今回は癒合歯について紹介していきます。みなさん癒合歯って聞いたことあるでしょうか?近年、お子様の治療を行なっているとちょくちょく癒合歯の方を見かけます。あまり知らない方も多いので詳しく紹介していきます。
■癒合歯ってなに?
癒合歯とは別々に生えてくるはずの2本の歯が、くっ付いて1本の歯として生えてくることを言います。永久歯、乳歯共に見られますが、永久歯よりも乳歯に発生することが多く、複数箇所できる場合もあります。
また、癒合歯を1本の歯と数える場合、全体の歯の本数では、通常より少なくなります。
■癒合歯と癒着歯の違いは?
癒合歯と癒着歯の違いは主に歯の表層、セメント質だけくっ付いているか表層だけでなく、象歯質・歯髄までくっ付いているかの違いです。
・癒合歯は表層のセメント質含め、象歯質・歯髄までくっ付いた状態
・癒着歯は表層のセメント質のみくっついた状態
■癒合歯になる原因
結論から言うと、実はいまだにはっきりわかっていません。
胎児期の歯胚が作られる時に隣の歯胚とくっ付いてしまうことが原因だと言われ、一説によると母体の遺伝や健康状態が原因ではないかとの見解もあります。ただし、特にそういった要因がない場合でも癒合歯になる場合が確認されているため、実際には明確な答えは分かっていません。
■放置することで起こるトラブル
癒合歯になったからと言って、歯そのものにトラブルが起こることはありません。しかしながら、次のようなトラブルが起こる可能性を高めてしまします。
・虫歯のリスク
癒合歯は歯と歯が結合している部分が凹んで溝になっているため、通常の歯に比べて汚れやプラークが溜まりやすく、裏側は特に見えない上に溝が深くなる傾向があるため、虫歯へのリスクが高まります。
・永久歯への生え変わり時期にトラブルの可能性
永久歯への生え変わりは通常、永久歯が上がってくる過程で乳歯の歯根が吸収され、乳歯が徐々に揺れ、自然と抜け落ちて永久歯へと生え変わります。しかし、癒合歯の場合は2本がくっ付いた状態なので、通常の歯より上手く吸収されず、自然に抜け落ちない場合があります。場合によっては抜歯が必要になるケースもあります。
・永久歯の本数に影響
永久歯は生えている乳歯の存在を確認してから形成されます。そのため、癒合歯のように結合した歯の場合は乳歯1本とみなされ、永久歯はその乳歯に対して1本しか形成されず通常よりも1本永久歯が減ってしまう可能性があります。癒合歯が2本あれば、2本減ることになります。

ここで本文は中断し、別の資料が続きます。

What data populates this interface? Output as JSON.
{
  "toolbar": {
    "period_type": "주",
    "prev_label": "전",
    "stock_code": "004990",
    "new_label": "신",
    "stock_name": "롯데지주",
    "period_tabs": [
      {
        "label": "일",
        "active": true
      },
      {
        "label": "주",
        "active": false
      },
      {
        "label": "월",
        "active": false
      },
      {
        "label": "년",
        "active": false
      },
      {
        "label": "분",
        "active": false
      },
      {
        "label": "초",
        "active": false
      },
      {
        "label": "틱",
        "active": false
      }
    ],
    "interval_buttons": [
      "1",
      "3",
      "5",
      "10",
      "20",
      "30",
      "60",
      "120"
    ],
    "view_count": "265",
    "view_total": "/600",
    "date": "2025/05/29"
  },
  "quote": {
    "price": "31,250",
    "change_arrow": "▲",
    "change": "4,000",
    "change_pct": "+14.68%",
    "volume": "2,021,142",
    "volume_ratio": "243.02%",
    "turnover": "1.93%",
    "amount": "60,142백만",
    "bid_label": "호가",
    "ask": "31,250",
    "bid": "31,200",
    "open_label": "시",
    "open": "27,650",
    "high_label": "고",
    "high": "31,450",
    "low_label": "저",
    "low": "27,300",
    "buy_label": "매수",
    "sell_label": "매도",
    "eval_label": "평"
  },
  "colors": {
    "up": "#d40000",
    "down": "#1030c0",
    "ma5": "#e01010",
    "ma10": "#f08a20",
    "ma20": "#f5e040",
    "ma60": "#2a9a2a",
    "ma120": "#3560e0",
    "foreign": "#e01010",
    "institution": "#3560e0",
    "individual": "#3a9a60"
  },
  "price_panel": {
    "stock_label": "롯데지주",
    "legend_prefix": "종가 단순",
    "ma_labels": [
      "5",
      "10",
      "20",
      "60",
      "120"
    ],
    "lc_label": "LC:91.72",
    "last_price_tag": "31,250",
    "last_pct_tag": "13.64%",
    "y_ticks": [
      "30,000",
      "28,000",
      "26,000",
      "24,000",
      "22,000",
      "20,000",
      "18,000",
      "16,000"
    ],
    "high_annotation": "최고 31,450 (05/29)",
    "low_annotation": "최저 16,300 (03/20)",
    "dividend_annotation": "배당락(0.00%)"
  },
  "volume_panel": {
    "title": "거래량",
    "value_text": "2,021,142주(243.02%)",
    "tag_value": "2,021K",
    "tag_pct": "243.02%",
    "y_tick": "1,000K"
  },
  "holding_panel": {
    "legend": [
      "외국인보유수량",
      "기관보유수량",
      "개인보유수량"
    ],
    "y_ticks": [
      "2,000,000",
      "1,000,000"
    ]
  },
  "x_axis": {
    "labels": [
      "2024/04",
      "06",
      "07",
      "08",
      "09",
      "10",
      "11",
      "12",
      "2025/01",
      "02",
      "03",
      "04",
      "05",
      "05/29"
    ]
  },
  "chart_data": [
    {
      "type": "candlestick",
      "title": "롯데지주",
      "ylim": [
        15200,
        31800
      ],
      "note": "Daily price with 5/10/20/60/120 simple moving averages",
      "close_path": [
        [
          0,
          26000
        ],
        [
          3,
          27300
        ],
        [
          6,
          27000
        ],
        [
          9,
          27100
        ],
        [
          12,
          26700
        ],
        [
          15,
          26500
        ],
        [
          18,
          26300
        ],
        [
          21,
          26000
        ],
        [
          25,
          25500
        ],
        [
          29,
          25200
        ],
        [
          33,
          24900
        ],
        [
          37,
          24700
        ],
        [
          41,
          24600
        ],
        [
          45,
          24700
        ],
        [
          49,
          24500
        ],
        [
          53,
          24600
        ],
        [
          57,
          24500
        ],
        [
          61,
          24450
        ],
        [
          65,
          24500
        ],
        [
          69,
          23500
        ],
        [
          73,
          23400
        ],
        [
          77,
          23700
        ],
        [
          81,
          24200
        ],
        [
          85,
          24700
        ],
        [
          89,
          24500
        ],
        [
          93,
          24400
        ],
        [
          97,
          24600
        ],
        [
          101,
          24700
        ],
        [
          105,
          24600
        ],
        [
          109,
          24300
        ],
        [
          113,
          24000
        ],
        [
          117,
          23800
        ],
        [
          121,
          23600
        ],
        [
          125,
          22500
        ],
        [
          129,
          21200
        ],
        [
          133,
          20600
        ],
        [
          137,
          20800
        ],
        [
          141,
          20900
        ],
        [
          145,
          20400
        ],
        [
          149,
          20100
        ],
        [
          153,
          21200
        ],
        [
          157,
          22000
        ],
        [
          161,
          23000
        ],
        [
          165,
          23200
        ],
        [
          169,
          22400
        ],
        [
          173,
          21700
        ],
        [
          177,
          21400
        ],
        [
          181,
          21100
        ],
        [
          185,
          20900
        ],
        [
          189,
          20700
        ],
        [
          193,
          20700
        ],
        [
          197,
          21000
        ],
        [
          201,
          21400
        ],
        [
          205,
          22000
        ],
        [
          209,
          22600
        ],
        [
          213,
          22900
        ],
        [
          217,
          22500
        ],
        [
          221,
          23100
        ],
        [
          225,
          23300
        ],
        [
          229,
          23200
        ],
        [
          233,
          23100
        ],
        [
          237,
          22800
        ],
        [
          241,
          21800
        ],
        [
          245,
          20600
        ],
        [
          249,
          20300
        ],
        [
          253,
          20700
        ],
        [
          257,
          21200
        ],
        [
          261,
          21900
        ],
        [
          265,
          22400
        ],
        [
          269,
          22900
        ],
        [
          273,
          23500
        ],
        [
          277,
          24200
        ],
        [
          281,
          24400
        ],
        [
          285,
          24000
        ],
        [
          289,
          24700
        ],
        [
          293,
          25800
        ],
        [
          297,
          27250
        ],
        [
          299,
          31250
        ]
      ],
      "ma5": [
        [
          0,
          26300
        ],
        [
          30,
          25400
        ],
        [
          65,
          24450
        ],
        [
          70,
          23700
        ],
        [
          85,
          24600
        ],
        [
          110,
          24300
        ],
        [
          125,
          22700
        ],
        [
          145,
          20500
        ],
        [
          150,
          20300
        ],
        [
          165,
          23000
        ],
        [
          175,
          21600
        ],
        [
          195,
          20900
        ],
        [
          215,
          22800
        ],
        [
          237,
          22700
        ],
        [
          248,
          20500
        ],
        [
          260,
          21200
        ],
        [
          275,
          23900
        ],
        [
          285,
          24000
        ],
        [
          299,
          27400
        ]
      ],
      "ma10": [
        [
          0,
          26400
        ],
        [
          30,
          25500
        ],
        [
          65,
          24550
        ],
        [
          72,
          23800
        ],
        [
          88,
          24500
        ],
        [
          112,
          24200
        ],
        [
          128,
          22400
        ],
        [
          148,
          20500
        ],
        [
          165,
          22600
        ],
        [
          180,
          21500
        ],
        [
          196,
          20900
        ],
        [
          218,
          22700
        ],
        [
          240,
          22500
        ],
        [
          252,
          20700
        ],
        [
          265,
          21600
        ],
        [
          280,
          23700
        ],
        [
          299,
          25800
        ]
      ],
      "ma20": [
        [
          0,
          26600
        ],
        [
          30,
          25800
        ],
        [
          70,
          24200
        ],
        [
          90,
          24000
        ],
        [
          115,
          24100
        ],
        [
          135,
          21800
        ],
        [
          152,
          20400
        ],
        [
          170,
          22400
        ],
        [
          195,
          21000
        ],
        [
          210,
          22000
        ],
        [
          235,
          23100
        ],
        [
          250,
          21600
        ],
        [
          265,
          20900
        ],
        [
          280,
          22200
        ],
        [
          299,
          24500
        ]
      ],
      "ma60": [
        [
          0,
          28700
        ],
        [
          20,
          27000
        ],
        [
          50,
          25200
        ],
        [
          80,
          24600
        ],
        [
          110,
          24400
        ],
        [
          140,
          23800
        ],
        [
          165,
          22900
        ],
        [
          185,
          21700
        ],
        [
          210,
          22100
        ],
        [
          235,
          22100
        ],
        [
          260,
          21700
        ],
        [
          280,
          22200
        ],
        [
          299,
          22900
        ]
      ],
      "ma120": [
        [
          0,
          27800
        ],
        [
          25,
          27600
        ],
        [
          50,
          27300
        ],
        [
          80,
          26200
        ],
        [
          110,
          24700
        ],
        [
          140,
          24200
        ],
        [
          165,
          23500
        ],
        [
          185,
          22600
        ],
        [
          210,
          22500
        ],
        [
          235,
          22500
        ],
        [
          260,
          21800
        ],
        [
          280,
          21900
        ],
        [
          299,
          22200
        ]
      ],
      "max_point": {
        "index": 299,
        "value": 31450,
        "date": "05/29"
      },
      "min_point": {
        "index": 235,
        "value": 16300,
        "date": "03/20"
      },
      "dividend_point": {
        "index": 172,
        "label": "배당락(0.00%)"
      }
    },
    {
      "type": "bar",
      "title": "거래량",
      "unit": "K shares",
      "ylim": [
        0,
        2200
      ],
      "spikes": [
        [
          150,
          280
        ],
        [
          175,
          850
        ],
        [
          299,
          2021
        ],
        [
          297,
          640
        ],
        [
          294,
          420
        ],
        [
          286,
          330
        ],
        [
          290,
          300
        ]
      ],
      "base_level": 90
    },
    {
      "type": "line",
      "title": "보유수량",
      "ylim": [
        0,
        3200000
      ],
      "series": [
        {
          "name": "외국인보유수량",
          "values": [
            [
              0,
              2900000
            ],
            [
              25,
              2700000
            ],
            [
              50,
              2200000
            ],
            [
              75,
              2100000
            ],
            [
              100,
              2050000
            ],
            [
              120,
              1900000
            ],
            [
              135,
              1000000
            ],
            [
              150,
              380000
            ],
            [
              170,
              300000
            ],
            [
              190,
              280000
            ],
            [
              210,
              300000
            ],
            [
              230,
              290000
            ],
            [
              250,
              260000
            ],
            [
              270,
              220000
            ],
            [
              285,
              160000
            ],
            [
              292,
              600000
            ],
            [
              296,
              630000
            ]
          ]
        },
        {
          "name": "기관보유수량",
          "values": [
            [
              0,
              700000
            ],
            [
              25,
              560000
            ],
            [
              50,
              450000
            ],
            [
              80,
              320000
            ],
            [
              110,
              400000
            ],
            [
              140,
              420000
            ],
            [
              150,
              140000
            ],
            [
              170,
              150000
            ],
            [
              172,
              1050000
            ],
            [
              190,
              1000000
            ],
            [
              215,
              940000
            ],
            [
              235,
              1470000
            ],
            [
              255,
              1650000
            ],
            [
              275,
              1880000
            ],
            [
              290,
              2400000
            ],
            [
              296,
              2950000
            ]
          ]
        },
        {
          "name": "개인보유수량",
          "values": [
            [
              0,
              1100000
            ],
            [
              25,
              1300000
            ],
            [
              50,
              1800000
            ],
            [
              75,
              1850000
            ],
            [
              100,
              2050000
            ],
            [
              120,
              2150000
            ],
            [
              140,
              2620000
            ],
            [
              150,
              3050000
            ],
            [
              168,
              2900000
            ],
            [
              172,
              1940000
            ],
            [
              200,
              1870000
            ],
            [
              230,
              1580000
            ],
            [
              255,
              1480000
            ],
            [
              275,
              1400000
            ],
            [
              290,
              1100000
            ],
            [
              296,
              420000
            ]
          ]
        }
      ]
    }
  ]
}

必ずしもそうなるわけではないのですが、確率は50%程度との研究発表がされています。
・歯並びが悪くなる
癒合歯は、歯と歯がくっ付いているとは言え、歯2本分の大きさがあるわけではありません。癒合歯の乳歯が抜けた際に、永久歯が2本生えてきた場合、生えるスペースが狭く圧迫され、上手く歯が並ばない可能性があります。逆に、永久歯が1本の場合はキレイに並ぶ可能性もあります。
■治療方法について
治療は、特に切断したりといったことはしません。
行う処置としては結合部分が凹んで汚れが付着しやすいため、定期的にフッ素塗布をおこなったり、溝が深い場合はシーラントという溝を埋める処置を行い、虫歯予防をしていきます。
しかし、上記トラブルでも述べた通り、生え変わる永久歯の本数や歯並びに影響してくる可能性があるため、ある程度の年齢になれば生え変わりに備えてレントゲン撮影など、歯科医師の検診を受けることをおすすめします。